El Tribunal Superior de Justicia de Andalucía (TSJA) ha estimado parcialmente el recurso presentado por la defensa del conocido como parricida de Arcos de la Frontera (Cádiz), considerando la eximente completa de alteración mental y dictando en su sentencia que el condenado cumpla su pena en un establecimiento adecuado para su alteración psíquica, y por un límite máximo de 23 años, cuatro meses y quince días.

Cabe recordar que el pasado mes de noviembre la Sección Octava de la Audiencia Provincial de Cádiz, con sede en Jerez de la Frontera, condenó a 23 años, cuatro meses y 15 días de cárcel al hombre acusado de asesinar el día 1 de junio de 2017 a su bebé de nueve meses en Arcos. Una condena que el encausado debía cumplir en un centro penitenciario adecuado para el tratamiento de la enfermedad psiquiátrica que padece.

Según consta en la sentencia del TSJA, la Audiencia Provincial condenó al acusado como autor de un delito de asesinato, con la circunstancia agravante de parentesco y la eximente incompleta de alteración psíquica, con el carácter de muy cualificada.

Dicha sentencia fue recurrida por su defensa, planteando un recurso en el que pedía por un lado la nulidad, y por otro lado, alegaba una indebida inaplicación de la circunstancia eximente completa del artículo 20.1 Código Penal, solicitando la revocación de la sentencia y el dictado de otra absolutoria. Finalmente, el TSJA ha estimado el recurso parcialmente.

En la sentencia se declaró como hecho probado que el acusado, “en el momento de cometer los hechos”, creía recibir extraños mensajes en su teléfono móvil que le instaban a asfixiar al bebé, y que “presentaba un trastorno psicótico, con síntomas alucinatorios y delirantes, que le producía una grave afectación de la capacidad de entender y la anulación de la voluntad”.

En este sentido, recuerda lo manifestado por los peritos, quienes “de manera inequívoca” expresaron que la voluntad del acusado, en el momento de cometer los hechos, estaba anulada.

El TSJA explica en su sentencia que lo razonable es fijar el tope en función del cuál habría sido la pena a imponer en caso de no concurrir en absoluto la circunstancia de alteración psíquica, lo que llevaría a la prisión permanente revisable.
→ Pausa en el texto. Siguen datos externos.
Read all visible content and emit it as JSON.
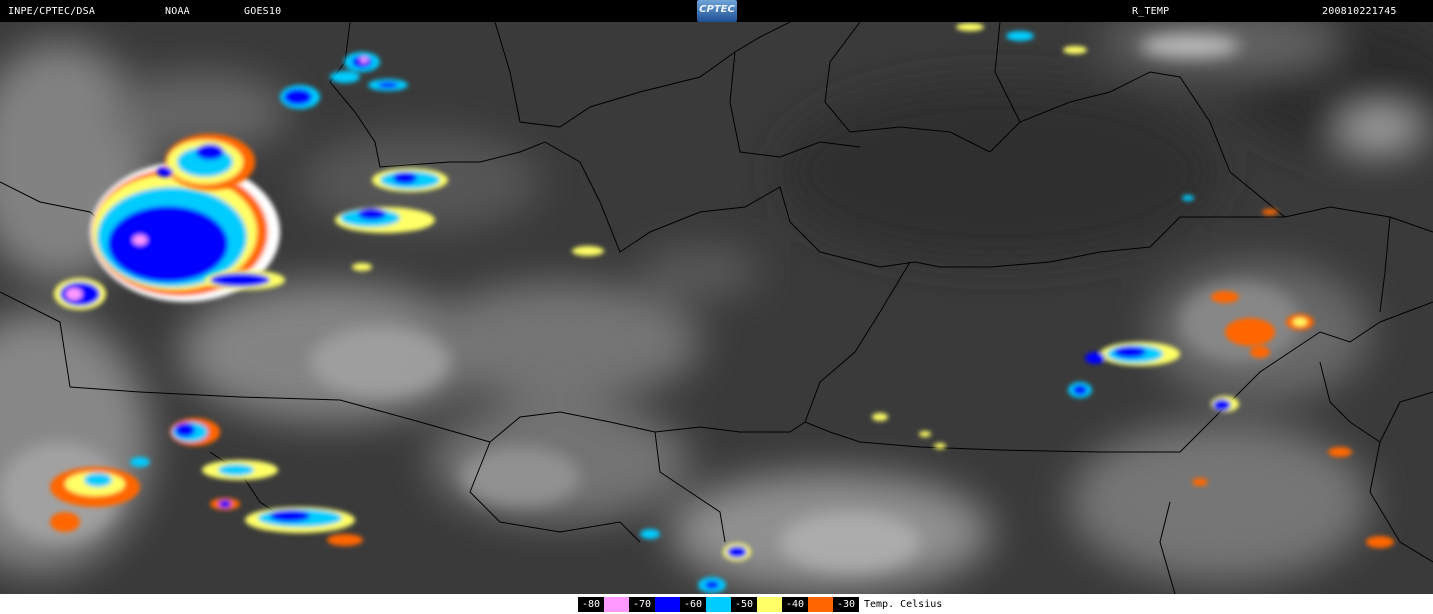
{
  "header": {
    "source": "INPE/CPTEC/DSA",
    "agency": "NOAA",
    "satellite": "GOES10",
    "logo_text": "CPTEC",
    "product": "R_TEMP",
    "timestamp": "200810221745"
  },
  "legend": {
    "items": [
      {
        "label": "-80",
        "color": "#ff99ff"
      },
      {
        "label": "-70",
        "color": "#0000ff"
      },
      {
        "label": "-60",
        "color": "#00ccff"
      },
      {
        "label": "-50",
        "color": "#ffff66"
      },
      {
        "label": "-40",
        "color": "#ff6600"
      },
      {
        "label": "-30",
        "color": "#ffffff"
      }
    ],
    "unit_label": "Temp. Celsius"
  },
  "colors": {
    "background": "#3a3a3a",
    "borders": "#000000",
    "cold_tops": [
      "#ff99ff",
      "#0000ff",
      "#00ccff",
      "#ffff66",
      "#ff6600"
    ]
  }
}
Sin embargo, habida cuenta de que la sentencia apelada impuso una pena de 23 años (por apreciar eximente incompleta), y que ninguna de las partes ha mantenido en esta alzada la petición de la pena de prisión permanente revisable, todo lo que exceda de esos 23 años habría de considerarse un exceso potencialmente perjudicial para el acusado, y por tanto una ‘reformatio in peius’.

Esto fuerza a la Sala del TSJA a fijar como límite máximo para la medida de seguridad impuesta el de 23 años, cuatro meses y 15 días, que resulta de sumar las penas impuestas por los delitos de asesinato y lesiones.

Cabe recordar que en su veredicto, un jurado popular consideró probado que los hechos tuvieron lugar entre las 6,30 y las 8,20 horas del día 1 de junio de 2017, cuando el acusado se encontraba en el dormitorio del domicilio familiar acompañado de su entonces pareja sentimental y del hijo de ambos, que esa noche dormía con ellos en la cama debido a que aún no habían montado la cuna.

“Con ánimo de acabar con la vida de su hijo”, el condenado “le tapó la nariz y la boca”, tras lo que su pareja le recriminó su comportamiento y acudió en auxilio del bebé, momento en el que “le dio a ésta golpes, forcejeando con ella, causándole lesiones”, refleja la sentencia, que añade que el acusado, “lejos de atender a los requerimientos” de su pareja, y sabiendo que su hijo “no tenía” posibilidad de defensa, “apretó la cara del bebé contra su pecho, lo asfixió y lo dejó en el suelo”, lo que motivó que el pequeño falleciera entre las 6,30 y las 7,30 horas del 1 de junio de 2017 a consecuencia de una asfixia mecánica por sofocación.

Una vecina que oyó fuertes golpes procedentes del domicilio de la pareja avisó a la Policía Local, tras lo que tanto la Policía Local como la Guardia Civil se personaron en la vivienda, abriéndoles la puerta el acusado, que les manifestó: “sé lo que he hecho”.

En el momento de cometer los hechos, el condenado creía recibir mensajes en su teléfono móvil que le decían “que tenía que asfixiar al bebé” o “que pronto llegaría el Apocalipsis”, presentando así un trastorno psicótico con síntomas alucinatorios y delirantes que le producía una grave afectación de la capacidad de entender y la anulación de la voluntad.